Thursday, January 15, 2009

25 most dangerous programming errors

I found this recent article on the top 25 programming errors linked from Lambda the Ultimate. From the article:

...experts from more than 30 US and international cyber security organizations jointly released the consensus list of the 25 most dangerous programming errors that lead to security bugs and that enable
cyber espionage and cyber crime. Shockingly, most of these errors are not well understood by programmers; their avoidance is not widely taught by computer science programs; and their presence is frequently not tested by organizations developing software for sale... Just two of them led to more than 1.5 million web site security breaches during 2008 - and those breaches cascaded onto the computers of people who visited those web sites, turning their computers into zombies.

The sensationalist tone of the article may be appropriate for discussing the very real and scary subject of how programming errors affect everyone in the world. People know how to fix these things, but consumers of software seem blissfully ignorant/tolerant of unnecessarily buggy software.

Listed errors include cross-site scripting, cleartext transmission of sensitive information, race conditions, and other classic errors. There are also things like "improper initialization" and "incorrect calculation." (The descriptions can be amusing: "Just as you should start your day with a healthy breakfast, proper initialization helps ensure...")

5 comments:

Jesse Tov said...

This is sensationalist and dumb.

First, we have four errors that are essentially the same thing:

* Failure to Preserve SQL Query Structure (aka 'SQL Injection')
* Failure to Preserve Web Page Structure (aka 'Cross-site Scripting')
* Failure to Preserve OS Command Structure (aka 'OS Command Injection')
* Improper Encoding or Escaping of Output

Actually, the first three are all instances of the fourth, with a little "Improper Input Validation" thrown in for good measure. (These are all easy for moderately expressive type systems to prevent. You can do it in Java!)

I'll admit that "Race Condition" is a hard problem. But it's not fair to say that it's not well understood, and any CS department not teaching about this to its undergraduates is simply not doing it's job. This is nothing new.

Some of these shouldn't even be issues. "Failure to Constrain Operations within the Bounds of a Memory Buffer" — sane languages don't suffer this problem. Likewise, "Improper Initialization" and "Improper Resource Shutdown or Release" are easily avoided much of the time in safe languages. Don't write mission-critical software in C++, stupid.

Some more overlaps: "Client-Side Enforcement of Server-Side Security" is an instance of "External Control of Critical State Data," as may be "External Control of File Name or Path". I'll admit this one doesn't have a language solution, but it shouldn't be too hard to grasp. We taught it to our freshmen, when we had them construct a peer-to-peer hangman game. Who gets to control the secret?

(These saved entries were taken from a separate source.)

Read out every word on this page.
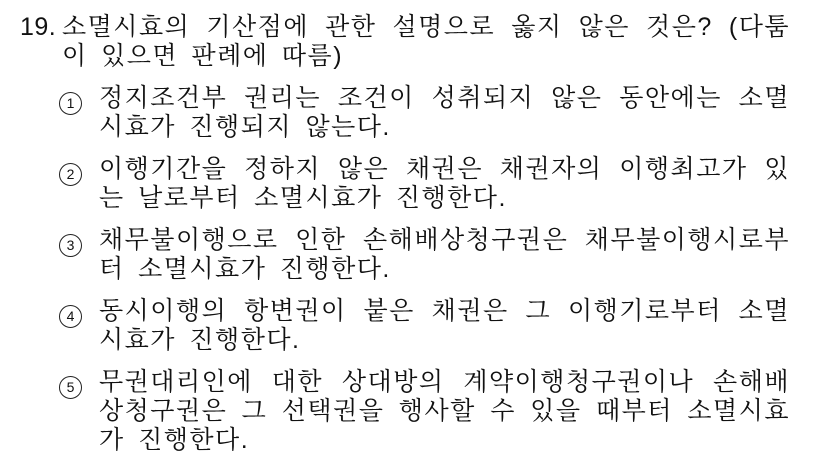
19. 소멸시효의 기산점에 관한 설명으로 옳지 않은 것은? (다툼이 있으면 판례에 따름)
1 정지조건부 권리는 조건이 성취되지 않은 동안에는 소멸시효가 진행되지 않는다.
2 이행기간을 정하지 않은 채권은 채권자의 이행최고가 있는 날로부터 소멸시효가 진행한다.
3 채무불이행으로 인한 손해배상청구권은 채무불이행시로부터 소멸시효가 진행한다.
4 동시이행의 항변권이 붙은 채권은 그 이행기로부터 소멸시효가 진행한다.
5 무권대리인에 대한 상대방의 계약이행청구권이나 손해배상청구권은 그 선택권을 행사할 수 있을 때부터 소멸시효가 진행한다.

And finally, "Hard-Coded Password"? If you're having trouble with minimal competency, how can you expect people to get the difficult things right?

jxyz said...

Sensationalist, yes, but not dumb.

What the article reveals is that while people have developed good tools for not doing most of these things, the current practice is that software in the wild still ships with stupid, silly mistakes that can cause a lot of problems. What's more is that consumers are fine with this.

The stupidity of some of these "dangerous errors" shows that something needs to change with the way people produce and consume software.

Jesse Tov said...

I'm not sure that's true. Most software in unreliable because it costs more to produce reliable software, and people don't think it's worth paying for a reliable word processor. The U.S. military, on the other hand, does think it's worth it, they're willing to pay for it, and their track record (afaik) is pretty good.

Most people do their jobs carelessly, and I don't know why we'd expect software engineering to be any different. Publishing a list of careless mistakes is not how you get people to stop being careless. Making it impossible for carelessness to result in certain situations may be a better answer, but of course no one wants to do that.

Anonymous said...

>> "Improper Initialization" and "Improper Resource Shutdown or Release" are easily avoided much of the time in safe languages. Don't write mission-critical software in C++, stupid.

Are you shitting me? What should I write it in-- Cobol? You haven't had much contact with the real world of industrial software dev, have you?

Jesse Tov said...

Dear Anonymous,

No, I'm not shitting you, and yes, I have worked as a software developer, though currently I do not. I do still write software every day.

Frankly, your comment is bizarre. I can't figure out what class of people you suppose I might belong to that would recommend COBOL as the solution to, well, any problem at all. Certainly many people have no choice but to use COBOL for legacy projects, and I thank them for their service. Otherwise, there are plenty of modern languages that aren't as insane as C++ nor as braindead as COBOL.